Mardi 26 décembre 2006
    Voilà le début d'une nouvelle que j'ai écrite récemment et que je publierai petit à petit.
Elle a pour titre :

Mariam




   " La nuit commençait à peine de tomber lorsque je suis sortie du travail. Ce soir, le docteur Leferret avait décidé de fermer son cabinet plus tôt pour préparer son départ en congrès, et par conséquent de me laisser partir deux heures plus tôt. Je comptais en profiter pour faire quelques courses mais en passant la porte du cabinet, le froid hivernal m'a mordue si méchamment que j'en ai perdu toute volonté. Au diable les courses, je n'avais plus qu'une envie : rentrer chez moi, me préparer un café, pousser le chauffage et peut-être inviter quelques amies à venir partager ma longue soirée ! J'ai passé le trajet à me maudire pour avoir oublié mes gants et le moment où j'ai refermé la porte de l'immeuble derrière moi a peut-être été mon premier plaisir de la journée. Mon appartement se trouve au troisième étage mais j'ai pris l'habitude, en montant, de m'arrêter au deuxième étage pour saluer ma voisine, aussi l'ascenseur reste un luxe que je ne m'accorde pas souvent. Aujourd'hui n'a pas fait exception à la règle et ce n'est qu'en arrivant au deuxième étage que je me suis rappelée de mon avance. Natacha, ma voisine et meilleure amie, ne devait pas encore être chez elle. C'est peut-être à ce moment-là que j'ai pensé qu'il y avait quelque chose d'anormal, de pas comme d'habitude. J'ai monté les dernières marches à la hâte, pressée que j'étais de retrouver mon chez moi.

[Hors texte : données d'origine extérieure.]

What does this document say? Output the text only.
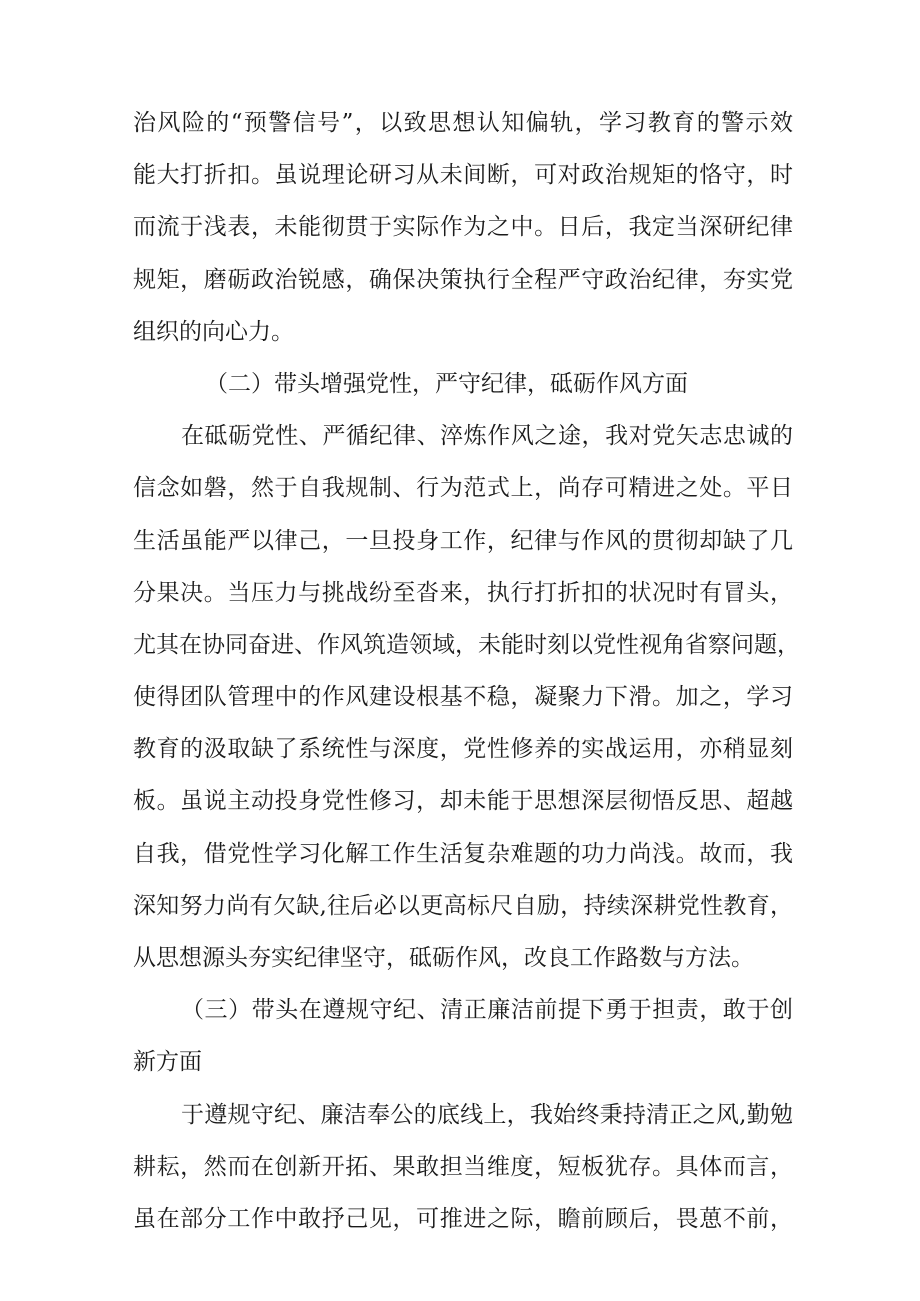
治风险的“预警信号”，以致思想认知偏轨，学习教育的警示效
能大打折扣。虽说理论研习从未间断，可对政治规矩的恪守，时
而流于浅表，未能彻贯于实际作为之中。日后，我定当深研纪律
规矩，磨砺政治锐感，确保决策执行全程严守政治纪律，夯实党
组织的向心力。
（二）带头增强党性，严守纪律，砥砺作风方面
在砥砺党性、严循纪律、淬炼作风之途，我对党矢志忠诚的
信念如磐，然于自我规制、行为范式上，尚存可精进之处。平日
生活虽能严以律己，一旦投身工作，纪律与作风的贯彻却缺了几
分果决。当压力与挑战纷至沓来，执行打折扣的状况时有冒头，
尤其在协同奋进、作风筑造领域，未能时刻以党性视角省察问题，
使得团队管理中的作风建设根基不稳，凝聚力下滑。加之，学习
教育的汲取缺了系统性与深度，党性修养的实战运用，亦稍显刻
板。虽说主动投身党性修习，却未能于思想深层彻悟反思、超越
自我，借党性学习化解工作生活复杂难题的功力尚浅。故而，我
深知努力尚有欠缺,往后必以更高标尺自励，持续深耕党性教育，
从思想源头夯实纪律坚守，砥砺作风，改良工作路数与方法。
（三）带头在遵规守纪、清正廉洁前提下勇于担责，敢于创
新方面
于遵规守纪、廉洁奉公的底线上，我始终秉持清正之风,勤勉
耕耘，然而在创新开拓、果敢担当维度，短板犹存。具体而言，
虽在部分工作中敢抒己见，可推进之际，瞻前顾后，畏葸不前，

    La porte était entrouverte et mon coeur a fait un bond dans ma poitrine. Je ne me suis pas posé la question. Je ne suis pas quelqu'un de stressé et je ne nie pas que j'aurai pu oublier de fermer ma porte à clé. Mais de là à la laisser entrebaillée...

    J'ai essayé de calmer les battements de mon coeur et me suis efforcée de contrôler ce réflexe inconscient et nuisible de retenir sa respiration, puis je me suis approchée et ai poussé doucement la porte. L'entrée ne présageait rien de bon. Des manteaux gisaient au sol, les bras en croix, les poches retournées. On aurait dit des cadavres. J'ai fait un pas à l'intérieur et me suis mordue la lèvre inférieure. Une latte du plancher, sous mon pied, avait protesté. Et s'ils étaient toujours là ? Une odeur âcre agressa mes narines. Un grincement sinistre...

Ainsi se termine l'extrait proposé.